Before The Armory starts its 4-day run on March 8th, there are a handful of must-see shows that reposition the common pop-cultural point-of-view away from the object and back to the tight relationship that is shared between color and line. The Anastasia Gallery at 166 Orchard Street focuses on photojournalism, a tough subject that raises awareness of how the other half lives around the world. However, the gallery’s current show Metropolis features work by Martin Roemers and presents an array of photographs taken in dense, urban international centers. Roemers blurs the lines of fast-moving traffic to highlight pedestrian life that thrives within cities such as Calcutta, Bombay and Jakarta.
On March 1st Ellen Berkenblit will present a new series of colorfully, decadent paintings at the Anton Kern Gallery. By building up the painted surface with broad brushstrokes and then carving out an atmosphere of depth, using a palette knife, Birkenblit’s work is both nostalgic and other worldly. The Sue Scott Gallery will feature new paintings by Franklin Evans, who became well known in 2009 for his tape-painted room installation. Evans’ handmade pixels of color redefine the experience of paint, transforming the viewer into the artist’s subject.

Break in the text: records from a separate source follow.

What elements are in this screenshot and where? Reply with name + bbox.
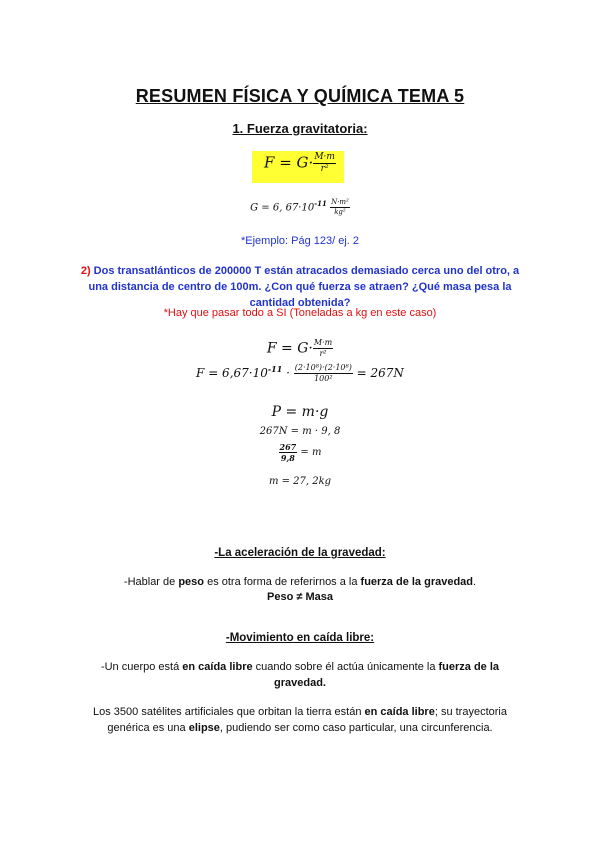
solution-force-calculation xyxy=(0,364,600,383)
formula-lhs: F = G· xyxy=(264,153,314,172)
mass-result: m = 27, 2kg xyxy=(268,476,332,487)
bold-term-ellipse: elipse xyxy=(188,722,220,734)
gravity-paragraph xyxy=(0,574,600,590)
solution-formula xyxy=(0,339,600,358)
formula-numerator: M·m xyxy=(314,152,335,162)
page-title: RESUMEN FÍSICA Y QUÍMICA TEMA 5 xyxy=(135,86,465,106)
weight-formula: P = m·g xyxy=(271,404,329,420)
force-calc-numerator: (2·10⁸)·(2·10⁸) xyxy=(294,363,352,372)
force-calc-result: = 267N xyxy=(352,366,404,380)
solution-formula-lhs: F = G· xyxy=(266,340,313,357)
mass-division xyxy=(0,443,600,462)
constant-value: G = 6, 67·10 xyxy=(250,202,315,214)
force-calc-dot: · xyxy=(282,366,294,380)
problem-statement xyxy=(70,263,530,311)
solution-formula-denominator: r² xyxy=(319,349,327,358)
text-run: , pudiendo ser como caso particular, una circunferencia. xyxy=(219,722,493,734)
gravitational-constant xyxy=(0,199,600,216)
bold-term-peso: peso xyxy=(178,576,205,588)
force-calc-exponent: -11 xyxy=(267,364,283,374)
gravitational-formula xyxy=(0,153,600,174)
bold-term-gravity-force: fuerza de la gravedad xyxy=(360,576,474,588)
text-run: -Hablar de xyxy=(123,576,179,588)
problem-number: 2) xyxy=(80,265,91,277)
constant-unit-denominator: kg² xyxy=(334,208,346,217)
mass-division-numerator: 267 xyxy=(279,442,297,452)
force-calc-denominator: 100² xyxy=(314,374,333,383)
section-heading-gravitational-force: 1. Fuerza gravitatoria: xyxy=(232,121,368,136)
force-calc-constant: F = 6,67·10 xyxy=(196,366,268,380)
bold-term-free-fall: en caída libre xyxy=(364,706,435,718)
constant-unit-numerator: N·m² xyxy=(331,198,349,207)
section-heading-free-fall: -Movimiento en caída libre: xyxy=(225,632,375,644)
mass-division-rhs: = m xyxy=(297,447,322,458)
example-reference: *Ejemplo: Pág 123/ ej. 2 xyxy=(240,235,360,247)
weight-vs-mass-statement: Peso ≠ Masa xyxy=(267,591,333,603)
text-run: . xyxy=(473,576,477,588)
weight-substitution: 267N = m · 9, 8 xyxy=(259,426,341,437)
text-run: cuando sobre él actúa únicamente la xyxy=(252,661,439,673)
text-run: ; su trayectoria genérica es una xyxy=(107,706,507,734)
problem-note: *Hay que pasar todo a SI (Toneladas a kg en este caso) xyxy=(163,307,437,319)
solution-formula-numerator: M·m xyxy=(313,338,333,347)
satellites-paragraph xyxy=(85,704,515,736)
free-fall-definition xyxy=(95,659,505,691)
problem-text: Dos transatlánticos de 200000 T están atracados demasiado cerca uno del otro, a una distancia de centro de 100m. ¿Con qué fuerza se atraen? ¿Qué masa pesa la cantidad obtenida? xyxy=(88,265,520,309)
section-heading-gravity-acceleration: -La aceleración de la gravedad: xyxy=(214,547,386,559)
bold-term-free-fall: en caída libre xyxy=(182,661,253,673)
bold-term-gravity-force: fuerza de la gravedad. xyxy=(274,661,500,689)
formula-denominator: r² xyxy=(320,164,329,174)
mass-division-denominator: 9,8 xyxy=(280,453,295,463)
text-run: Los 3500 satélites artificiales que orbitan la tierra están xyxy=(93,706,365,718)
text-run: -Un cuerpo está xyxy=(100,661,183,673)
text-run: es otra forma de referirnos a la xyxy=(204,576,361,588)
constant-exponent: -11 xyxy=(314,199,327,208)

Josephine Meckseper will present a one-month outdoor sculptural installation titled Manhattan Oil Project at the corner of West 46th Street and 8th Avenue on March 5th. Currently boarded up as a hard-hat construction site, Meckseper will unveil two kinetic sculptures that are inspired by oil rigs pumping in and out of the ground in this small sliver of Manhattan. Situated directly across the street from the swank Paramount Hotel, this piece will play down the hotel’s stoic façade and tune up the reality of development taking place in this corridor of Times Square.
On March 8th Sarah Charlesworth will also present new photographs at the Susan Inglett Gallery. As one of the most influential artists from the Pictures Generation – a movement that also brought Richard Prince, Cindy Sherman, Robert Longo and James Casebere to broad visibility – Charlesworth’s new work presents dichotomies and illusions that critique presumptive observation. In 2009 the artist took our breath away in the Pictures Generation show at the Metropolitan Museum with a monumental black-and-white grainy shot of a figure falling alongside a tower.
Sarah Sze’s solo show Infinite Line is currently on view at the Asia Society until March 25th. Carey Lovelace, art critic and independent curator, and Holly Block, Director of the Bronx Museum of Art, recently selected Sze as the artist to represent the United States at the Venice Biennale in 2013. Catch this dynamic show of flat and three-dimensional line before it closes.